One man everything
By Gena Tuffery,
Russel Walder is a Grammy nominee and multi-platinum album artist, but you won’t see him kicking it with Kanye. He plays something that’s rarer in the music industry than chess: the oboe
But that doesn’t mean Walder’s a stranger to the mainstream—not to anyone who reads film and documentary credits, anyway. Recent roll-bys include The Reluctant Revolutionary, a documentary about David Lange, and The Lunatics Ball, in which Walder contributed to both the soundtrack and the acting.
The dual movie role was not out of character—this oboist is into DIY everything. He composed, recorded, produced and engineered his recent CD, Rise, in his custom-built Auckland studio, before putting it out under his own record label, Nomad Soul Records. And the lack of outside influence clearly didn’t hurt; Rise hit number one on National Public Radio’s charts in the US in September.
“I was up early and saw the listing on my computer,” says Walder. “My partner and I jumped around the room over our morning porridge.”

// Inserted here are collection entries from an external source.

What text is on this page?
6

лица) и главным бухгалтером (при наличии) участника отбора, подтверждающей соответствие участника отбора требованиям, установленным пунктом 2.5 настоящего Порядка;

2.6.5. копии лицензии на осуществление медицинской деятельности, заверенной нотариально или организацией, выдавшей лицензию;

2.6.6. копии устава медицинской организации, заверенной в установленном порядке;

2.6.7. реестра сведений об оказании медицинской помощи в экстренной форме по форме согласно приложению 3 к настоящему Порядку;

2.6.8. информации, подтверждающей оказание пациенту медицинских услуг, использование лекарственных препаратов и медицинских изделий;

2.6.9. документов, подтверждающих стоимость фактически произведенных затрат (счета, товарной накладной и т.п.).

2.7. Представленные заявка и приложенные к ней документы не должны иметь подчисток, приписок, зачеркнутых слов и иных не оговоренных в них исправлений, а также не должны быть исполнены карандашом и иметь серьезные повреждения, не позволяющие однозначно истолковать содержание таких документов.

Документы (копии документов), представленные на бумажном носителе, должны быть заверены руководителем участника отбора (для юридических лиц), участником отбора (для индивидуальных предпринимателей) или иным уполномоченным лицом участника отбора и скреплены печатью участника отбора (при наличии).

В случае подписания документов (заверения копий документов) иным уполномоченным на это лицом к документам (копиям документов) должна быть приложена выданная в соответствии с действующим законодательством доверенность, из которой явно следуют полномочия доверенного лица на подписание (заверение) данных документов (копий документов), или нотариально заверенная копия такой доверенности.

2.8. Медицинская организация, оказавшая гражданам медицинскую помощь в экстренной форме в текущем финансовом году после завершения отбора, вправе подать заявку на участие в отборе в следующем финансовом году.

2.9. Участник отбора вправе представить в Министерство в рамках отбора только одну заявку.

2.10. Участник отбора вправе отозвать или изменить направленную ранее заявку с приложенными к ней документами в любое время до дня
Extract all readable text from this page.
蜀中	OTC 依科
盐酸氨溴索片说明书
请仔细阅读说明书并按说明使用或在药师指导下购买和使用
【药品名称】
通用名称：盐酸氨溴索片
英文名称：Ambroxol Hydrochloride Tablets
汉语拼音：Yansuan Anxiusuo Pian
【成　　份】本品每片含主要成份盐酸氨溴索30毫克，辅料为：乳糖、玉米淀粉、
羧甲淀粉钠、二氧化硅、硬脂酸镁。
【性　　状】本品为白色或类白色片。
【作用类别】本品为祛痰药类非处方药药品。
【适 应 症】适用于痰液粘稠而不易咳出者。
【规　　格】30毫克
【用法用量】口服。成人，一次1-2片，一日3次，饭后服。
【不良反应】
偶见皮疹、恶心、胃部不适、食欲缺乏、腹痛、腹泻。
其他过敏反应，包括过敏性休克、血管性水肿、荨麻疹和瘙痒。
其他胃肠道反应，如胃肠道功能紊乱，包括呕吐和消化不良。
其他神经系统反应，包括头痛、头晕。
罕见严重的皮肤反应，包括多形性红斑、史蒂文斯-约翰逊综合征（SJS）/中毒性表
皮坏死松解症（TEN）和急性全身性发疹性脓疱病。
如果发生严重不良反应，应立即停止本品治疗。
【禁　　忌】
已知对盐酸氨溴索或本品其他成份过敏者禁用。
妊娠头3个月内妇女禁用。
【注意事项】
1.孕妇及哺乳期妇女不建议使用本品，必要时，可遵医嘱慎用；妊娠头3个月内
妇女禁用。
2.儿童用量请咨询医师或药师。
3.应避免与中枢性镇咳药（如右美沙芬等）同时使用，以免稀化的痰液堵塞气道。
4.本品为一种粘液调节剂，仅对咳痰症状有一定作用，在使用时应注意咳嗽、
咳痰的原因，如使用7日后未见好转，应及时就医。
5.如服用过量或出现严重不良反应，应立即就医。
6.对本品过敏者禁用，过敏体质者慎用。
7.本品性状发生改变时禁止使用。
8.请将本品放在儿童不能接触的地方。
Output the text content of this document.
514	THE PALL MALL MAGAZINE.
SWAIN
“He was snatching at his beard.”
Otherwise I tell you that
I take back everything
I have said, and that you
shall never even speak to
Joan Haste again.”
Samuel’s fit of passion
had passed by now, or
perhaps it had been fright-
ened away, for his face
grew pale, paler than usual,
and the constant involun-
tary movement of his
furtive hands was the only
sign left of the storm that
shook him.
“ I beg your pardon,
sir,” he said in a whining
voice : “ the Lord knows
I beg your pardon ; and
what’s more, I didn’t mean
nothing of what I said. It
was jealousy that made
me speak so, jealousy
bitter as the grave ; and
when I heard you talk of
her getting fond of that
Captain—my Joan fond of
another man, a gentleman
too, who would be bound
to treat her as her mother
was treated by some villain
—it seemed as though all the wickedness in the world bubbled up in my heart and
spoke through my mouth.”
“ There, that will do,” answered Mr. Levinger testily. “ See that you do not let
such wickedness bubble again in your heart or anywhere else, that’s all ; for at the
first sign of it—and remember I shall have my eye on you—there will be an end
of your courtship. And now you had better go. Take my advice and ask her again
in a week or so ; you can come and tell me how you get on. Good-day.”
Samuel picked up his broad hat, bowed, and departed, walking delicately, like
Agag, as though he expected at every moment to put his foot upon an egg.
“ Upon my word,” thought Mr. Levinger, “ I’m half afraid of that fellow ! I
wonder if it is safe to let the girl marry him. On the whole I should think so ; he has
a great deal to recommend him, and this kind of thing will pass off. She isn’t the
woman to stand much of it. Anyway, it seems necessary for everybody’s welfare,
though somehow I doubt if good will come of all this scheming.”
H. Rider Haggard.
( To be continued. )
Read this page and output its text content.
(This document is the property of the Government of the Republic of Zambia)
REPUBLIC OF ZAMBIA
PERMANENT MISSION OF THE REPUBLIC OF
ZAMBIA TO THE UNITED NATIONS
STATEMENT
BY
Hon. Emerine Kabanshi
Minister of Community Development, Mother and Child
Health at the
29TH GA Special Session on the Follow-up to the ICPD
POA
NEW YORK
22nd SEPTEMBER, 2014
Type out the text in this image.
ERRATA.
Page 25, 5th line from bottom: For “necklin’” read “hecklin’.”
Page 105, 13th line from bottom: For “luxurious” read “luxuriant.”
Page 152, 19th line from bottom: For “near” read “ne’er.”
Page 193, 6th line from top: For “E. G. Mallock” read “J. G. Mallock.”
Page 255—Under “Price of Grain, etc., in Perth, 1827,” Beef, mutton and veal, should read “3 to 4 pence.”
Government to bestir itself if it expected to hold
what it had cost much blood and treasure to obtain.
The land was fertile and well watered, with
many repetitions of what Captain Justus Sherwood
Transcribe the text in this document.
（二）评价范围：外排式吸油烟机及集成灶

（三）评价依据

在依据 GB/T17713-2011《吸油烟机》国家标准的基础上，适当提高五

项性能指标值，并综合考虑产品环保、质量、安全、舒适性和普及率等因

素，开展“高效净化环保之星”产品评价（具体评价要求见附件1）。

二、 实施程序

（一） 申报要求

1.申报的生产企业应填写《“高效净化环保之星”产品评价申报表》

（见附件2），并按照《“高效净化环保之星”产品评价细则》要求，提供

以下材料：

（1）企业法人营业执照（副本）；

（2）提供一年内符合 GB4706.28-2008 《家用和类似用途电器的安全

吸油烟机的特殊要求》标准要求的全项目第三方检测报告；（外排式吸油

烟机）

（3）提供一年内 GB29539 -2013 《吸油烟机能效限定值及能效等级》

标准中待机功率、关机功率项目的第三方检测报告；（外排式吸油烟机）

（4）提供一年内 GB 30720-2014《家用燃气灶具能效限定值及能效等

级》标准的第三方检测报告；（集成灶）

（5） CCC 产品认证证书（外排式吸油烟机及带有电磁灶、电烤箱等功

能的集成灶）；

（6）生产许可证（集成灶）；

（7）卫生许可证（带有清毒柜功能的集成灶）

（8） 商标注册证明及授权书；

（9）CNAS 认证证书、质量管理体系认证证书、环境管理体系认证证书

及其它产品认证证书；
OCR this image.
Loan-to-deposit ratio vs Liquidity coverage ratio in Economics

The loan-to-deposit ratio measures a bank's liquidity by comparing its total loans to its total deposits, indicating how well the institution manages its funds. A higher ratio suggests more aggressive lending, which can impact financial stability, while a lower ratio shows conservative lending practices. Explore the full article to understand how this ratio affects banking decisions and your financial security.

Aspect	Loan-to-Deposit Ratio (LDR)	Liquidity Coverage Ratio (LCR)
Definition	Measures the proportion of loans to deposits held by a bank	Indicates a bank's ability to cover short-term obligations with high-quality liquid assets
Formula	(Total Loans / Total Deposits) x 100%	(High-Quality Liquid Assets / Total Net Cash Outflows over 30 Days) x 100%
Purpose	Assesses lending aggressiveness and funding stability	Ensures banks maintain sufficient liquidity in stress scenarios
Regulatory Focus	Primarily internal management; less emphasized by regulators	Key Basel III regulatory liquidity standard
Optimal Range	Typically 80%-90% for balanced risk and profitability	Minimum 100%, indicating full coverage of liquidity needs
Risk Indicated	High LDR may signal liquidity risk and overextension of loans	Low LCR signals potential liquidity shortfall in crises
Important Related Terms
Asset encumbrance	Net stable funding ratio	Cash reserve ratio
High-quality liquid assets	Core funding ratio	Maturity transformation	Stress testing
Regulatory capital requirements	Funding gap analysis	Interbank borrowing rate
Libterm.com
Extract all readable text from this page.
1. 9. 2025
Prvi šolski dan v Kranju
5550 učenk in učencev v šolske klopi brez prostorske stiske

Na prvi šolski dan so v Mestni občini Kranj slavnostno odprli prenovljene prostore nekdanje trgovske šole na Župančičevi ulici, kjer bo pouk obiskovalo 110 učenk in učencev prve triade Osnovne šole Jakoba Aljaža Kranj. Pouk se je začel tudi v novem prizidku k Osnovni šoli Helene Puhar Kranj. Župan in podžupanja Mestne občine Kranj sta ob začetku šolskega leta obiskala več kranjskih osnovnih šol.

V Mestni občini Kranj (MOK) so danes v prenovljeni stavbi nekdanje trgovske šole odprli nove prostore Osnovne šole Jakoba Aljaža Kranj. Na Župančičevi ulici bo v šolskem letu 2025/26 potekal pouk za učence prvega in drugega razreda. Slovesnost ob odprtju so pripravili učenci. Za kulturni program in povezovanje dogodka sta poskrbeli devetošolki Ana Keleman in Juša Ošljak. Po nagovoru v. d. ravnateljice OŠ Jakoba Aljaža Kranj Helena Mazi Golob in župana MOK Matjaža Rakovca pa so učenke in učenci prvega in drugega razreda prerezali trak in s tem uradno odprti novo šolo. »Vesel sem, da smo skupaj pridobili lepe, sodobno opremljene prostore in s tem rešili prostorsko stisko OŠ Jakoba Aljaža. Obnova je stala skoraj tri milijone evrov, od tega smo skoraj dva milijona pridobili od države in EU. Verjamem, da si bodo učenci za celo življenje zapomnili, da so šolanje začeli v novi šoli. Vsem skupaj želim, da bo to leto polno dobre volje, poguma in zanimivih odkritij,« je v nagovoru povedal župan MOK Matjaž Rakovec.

The CD has distribution deals in New Zealand, Australia, Germany, Spain and the US—and Walder spreads himself around too. As he performs extensively in Europe and North America—sometimes in Carnegie Hall—and on TV shows and in major festivals around the world, friends and family are often forced to play Where’s Walder?
For now he’s here, composing the soundtrack for a new TVNZ documentary on Sir Edmund Hillary. “I keep imagining what the sound of getting to the top of Everest is,” says Walder. “Maybe it’s silent.” We’re sure he’ll figure it out. With his background even a project on Everest shouldn’t be too big a hill to climb.